Modern science and industry generate vast amounts of complex data. Machine learning provides the tools to extract
meaningful insights, moving beyond traditional analysis to guide intelligent, data-driven decisions.
Deep Learning Architectures
Neural Networks (NN)
What it is: A powerful model inspired by the human brain, capable of learning highly complex, non-linear relationships in data.
Lab Application: Predict battery health (SOH) from voltage curves or estimate catalytic activity of new materials.
Convolutional Neural Networks (CNN)
What it is: A deep learning model specialized in processing grid-like data (e.g., images) to automatically extract spatial features.
Lab Application: Classify reaction mechanisms by converting cyclic voltammetry (CV) data into images.
Recurrent Neural Networks (RNN/LSTM)
What it is: An architecture optimized for learning from sequential data, capturing patterns over time.
Lab Application: Forecast battery degradation by learning from charge/discharge cycle data over time.
Graph Neural Networks (GNN)
What it is: A model that directly processes graph data, learning from the relationships between nodes and edges.
Lab Application: Predict the properties of a new electrocatalyst directly from its atomic structure.
Classical Supervised Learning
Support Vector Machine (SVM/SVR)
What it is: A powerful algorithm that finds an optimal boundary to classify data or predict a specific value.
Lab Application: Classify corrosion types from electrochemical noise or predict ion conductivity from impedance data.
Ensemble Methods (RF, GBM)
What it is: A technique that combines multiple simpler models to achieve higher accuracy and stability.
Lab Application: Identify key factors affecting catalyst performance from a large experimental database.
Gaussian Processes (GP)
What it is: A probabilistic model that provides a prediction and a measure of uncertainty, ideal for experiment optimization.
Lab Application: Guide an automated lab by suggesting which experiment to run next for maximum information gain.
Advanced & Unsupervised Learning
Transformers
What it is: Originally from NLP, this architecture excels at finding long-range dependencies in sequential data.
Lab Application: Generate novel molecules with desired properties by treating chemical structures like a language.
Unsupervised Learning (PCA, Clustering)
What it is: A class of algorithms that finds hidden patterns and structures in data without needing pre-defined labels.

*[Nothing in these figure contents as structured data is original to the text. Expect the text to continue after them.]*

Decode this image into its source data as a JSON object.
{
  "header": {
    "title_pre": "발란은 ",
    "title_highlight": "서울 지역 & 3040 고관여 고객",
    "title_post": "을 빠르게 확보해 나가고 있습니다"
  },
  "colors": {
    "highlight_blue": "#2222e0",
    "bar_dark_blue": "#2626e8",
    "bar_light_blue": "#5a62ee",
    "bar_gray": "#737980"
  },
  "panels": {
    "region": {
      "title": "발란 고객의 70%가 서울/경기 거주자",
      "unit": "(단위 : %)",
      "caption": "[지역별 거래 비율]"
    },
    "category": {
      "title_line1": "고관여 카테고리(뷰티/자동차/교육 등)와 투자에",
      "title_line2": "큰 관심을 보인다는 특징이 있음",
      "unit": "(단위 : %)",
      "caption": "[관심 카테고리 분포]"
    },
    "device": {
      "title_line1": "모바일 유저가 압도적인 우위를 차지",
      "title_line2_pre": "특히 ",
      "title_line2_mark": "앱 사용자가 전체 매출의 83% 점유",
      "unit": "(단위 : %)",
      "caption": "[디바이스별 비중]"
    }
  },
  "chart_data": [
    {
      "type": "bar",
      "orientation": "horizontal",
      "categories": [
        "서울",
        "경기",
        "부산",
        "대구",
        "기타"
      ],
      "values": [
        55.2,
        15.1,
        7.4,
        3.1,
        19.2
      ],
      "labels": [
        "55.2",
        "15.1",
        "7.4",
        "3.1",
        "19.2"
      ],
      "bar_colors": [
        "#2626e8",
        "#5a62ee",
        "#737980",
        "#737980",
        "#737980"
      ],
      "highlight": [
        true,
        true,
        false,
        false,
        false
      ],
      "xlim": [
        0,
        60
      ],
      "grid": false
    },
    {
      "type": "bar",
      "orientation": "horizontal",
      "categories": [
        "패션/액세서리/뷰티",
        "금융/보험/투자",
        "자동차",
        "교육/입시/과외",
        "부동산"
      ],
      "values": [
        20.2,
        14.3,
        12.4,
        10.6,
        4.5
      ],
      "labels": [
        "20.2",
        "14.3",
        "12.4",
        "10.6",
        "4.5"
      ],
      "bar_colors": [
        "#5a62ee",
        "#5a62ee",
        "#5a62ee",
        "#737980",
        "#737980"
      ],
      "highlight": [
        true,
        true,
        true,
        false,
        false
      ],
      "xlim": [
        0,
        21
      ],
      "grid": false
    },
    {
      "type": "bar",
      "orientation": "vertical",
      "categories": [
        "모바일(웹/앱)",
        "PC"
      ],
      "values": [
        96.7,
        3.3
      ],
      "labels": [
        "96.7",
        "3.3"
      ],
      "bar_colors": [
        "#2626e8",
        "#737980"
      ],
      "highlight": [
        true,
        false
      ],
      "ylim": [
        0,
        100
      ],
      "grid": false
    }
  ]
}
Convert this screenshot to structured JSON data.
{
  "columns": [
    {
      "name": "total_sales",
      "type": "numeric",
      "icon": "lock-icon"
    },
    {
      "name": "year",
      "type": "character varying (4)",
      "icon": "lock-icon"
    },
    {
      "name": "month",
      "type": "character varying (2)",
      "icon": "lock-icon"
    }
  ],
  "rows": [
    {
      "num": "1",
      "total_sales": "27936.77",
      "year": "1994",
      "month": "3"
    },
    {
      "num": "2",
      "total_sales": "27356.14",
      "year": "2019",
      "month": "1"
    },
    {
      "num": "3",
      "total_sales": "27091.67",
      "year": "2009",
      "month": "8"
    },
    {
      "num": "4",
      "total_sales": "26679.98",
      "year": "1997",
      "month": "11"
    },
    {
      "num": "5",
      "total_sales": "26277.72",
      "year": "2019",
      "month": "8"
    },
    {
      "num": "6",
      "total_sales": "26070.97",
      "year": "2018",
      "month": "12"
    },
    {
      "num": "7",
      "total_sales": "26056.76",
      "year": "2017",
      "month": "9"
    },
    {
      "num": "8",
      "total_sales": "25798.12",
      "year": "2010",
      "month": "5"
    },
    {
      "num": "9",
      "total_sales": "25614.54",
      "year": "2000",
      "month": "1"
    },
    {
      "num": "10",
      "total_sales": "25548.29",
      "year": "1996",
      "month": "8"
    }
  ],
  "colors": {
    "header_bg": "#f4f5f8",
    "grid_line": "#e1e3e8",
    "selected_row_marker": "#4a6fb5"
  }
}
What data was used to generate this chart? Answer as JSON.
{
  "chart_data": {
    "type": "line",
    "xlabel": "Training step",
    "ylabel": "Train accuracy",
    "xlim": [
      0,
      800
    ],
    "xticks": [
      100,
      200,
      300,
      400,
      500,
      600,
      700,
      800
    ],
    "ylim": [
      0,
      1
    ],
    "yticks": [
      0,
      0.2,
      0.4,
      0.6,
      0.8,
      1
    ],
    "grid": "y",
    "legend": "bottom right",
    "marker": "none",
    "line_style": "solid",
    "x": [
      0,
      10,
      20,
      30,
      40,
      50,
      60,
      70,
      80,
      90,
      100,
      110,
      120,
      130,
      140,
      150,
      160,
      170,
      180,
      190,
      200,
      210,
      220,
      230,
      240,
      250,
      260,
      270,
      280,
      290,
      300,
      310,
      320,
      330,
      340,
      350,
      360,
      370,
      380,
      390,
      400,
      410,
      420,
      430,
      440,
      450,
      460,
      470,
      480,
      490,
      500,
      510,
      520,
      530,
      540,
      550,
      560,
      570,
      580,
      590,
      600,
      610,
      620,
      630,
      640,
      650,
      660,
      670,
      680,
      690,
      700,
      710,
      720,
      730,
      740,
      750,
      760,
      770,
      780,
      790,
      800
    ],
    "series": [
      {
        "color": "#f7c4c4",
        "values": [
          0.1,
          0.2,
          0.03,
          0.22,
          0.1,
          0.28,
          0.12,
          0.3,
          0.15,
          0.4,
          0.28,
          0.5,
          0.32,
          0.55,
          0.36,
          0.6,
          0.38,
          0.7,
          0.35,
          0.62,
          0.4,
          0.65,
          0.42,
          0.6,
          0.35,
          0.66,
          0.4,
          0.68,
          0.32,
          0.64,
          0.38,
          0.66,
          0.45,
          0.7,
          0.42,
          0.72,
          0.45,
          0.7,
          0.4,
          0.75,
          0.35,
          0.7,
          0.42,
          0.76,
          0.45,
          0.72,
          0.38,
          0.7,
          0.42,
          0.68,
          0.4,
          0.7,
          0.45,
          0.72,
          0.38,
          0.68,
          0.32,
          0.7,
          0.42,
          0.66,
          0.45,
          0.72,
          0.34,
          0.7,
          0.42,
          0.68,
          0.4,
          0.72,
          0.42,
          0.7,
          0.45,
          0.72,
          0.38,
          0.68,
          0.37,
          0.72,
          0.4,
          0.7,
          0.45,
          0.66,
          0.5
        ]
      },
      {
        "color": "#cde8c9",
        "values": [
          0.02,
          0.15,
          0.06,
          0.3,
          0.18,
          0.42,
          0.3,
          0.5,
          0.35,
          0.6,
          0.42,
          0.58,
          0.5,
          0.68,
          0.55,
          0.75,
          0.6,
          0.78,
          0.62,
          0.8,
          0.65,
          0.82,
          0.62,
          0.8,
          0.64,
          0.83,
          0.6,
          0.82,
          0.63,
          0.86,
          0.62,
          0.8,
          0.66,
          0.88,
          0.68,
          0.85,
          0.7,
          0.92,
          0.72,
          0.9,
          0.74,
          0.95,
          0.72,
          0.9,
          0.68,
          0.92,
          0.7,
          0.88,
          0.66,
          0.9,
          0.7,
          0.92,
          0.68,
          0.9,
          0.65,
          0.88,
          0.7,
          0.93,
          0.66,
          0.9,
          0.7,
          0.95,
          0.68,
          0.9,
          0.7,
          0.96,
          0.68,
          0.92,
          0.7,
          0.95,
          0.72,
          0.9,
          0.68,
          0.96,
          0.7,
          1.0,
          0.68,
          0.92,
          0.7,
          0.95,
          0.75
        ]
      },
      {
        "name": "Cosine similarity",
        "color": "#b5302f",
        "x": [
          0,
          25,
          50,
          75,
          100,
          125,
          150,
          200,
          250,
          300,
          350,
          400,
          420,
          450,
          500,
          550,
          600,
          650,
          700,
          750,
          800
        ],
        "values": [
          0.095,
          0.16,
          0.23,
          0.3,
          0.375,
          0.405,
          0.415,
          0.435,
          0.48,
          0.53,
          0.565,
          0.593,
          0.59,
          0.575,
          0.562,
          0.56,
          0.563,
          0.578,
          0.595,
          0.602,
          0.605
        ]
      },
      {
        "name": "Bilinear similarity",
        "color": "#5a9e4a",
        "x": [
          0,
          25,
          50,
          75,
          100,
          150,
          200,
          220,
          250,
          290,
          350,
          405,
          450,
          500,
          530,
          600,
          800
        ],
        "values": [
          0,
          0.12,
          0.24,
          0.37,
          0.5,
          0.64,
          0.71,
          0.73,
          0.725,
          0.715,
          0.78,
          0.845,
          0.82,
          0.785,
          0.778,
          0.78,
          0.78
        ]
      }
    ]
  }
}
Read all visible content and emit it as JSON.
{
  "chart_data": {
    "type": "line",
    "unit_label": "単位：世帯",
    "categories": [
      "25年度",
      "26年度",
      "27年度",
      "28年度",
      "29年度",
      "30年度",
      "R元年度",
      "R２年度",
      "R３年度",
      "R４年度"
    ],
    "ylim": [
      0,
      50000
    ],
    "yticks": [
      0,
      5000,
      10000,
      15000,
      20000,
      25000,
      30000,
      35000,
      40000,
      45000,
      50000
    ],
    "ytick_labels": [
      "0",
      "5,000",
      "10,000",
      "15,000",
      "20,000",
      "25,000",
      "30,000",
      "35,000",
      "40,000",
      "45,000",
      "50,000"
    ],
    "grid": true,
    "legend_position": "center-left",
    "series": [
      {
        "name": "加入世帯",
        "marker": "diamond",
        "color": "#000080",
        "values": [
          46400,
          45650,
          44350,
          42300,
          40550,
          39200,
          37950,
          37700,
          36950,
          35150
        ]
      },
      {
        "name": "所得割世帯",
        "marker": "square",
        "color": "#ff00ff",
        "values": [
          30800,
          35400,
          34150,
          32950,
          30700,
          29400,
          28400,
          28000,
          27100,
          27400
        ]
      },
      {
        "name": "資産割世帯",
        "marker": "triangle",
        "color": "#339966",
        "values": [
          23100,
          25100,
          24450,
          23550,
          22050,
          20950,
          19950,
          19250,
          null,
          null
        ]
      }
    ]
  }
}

Lab Application: Group large datasets of CV curves into clusters of similar mechanisms without prior knowledge.
Physics-Informed ML (PINN/SciML)
What it is: Hybrid models that embed known physical laws (e.g., differential equations) into the neural network architecture.
Lab Application: Model battery degradation more accurately by constraining the NN with known electrochemical equations.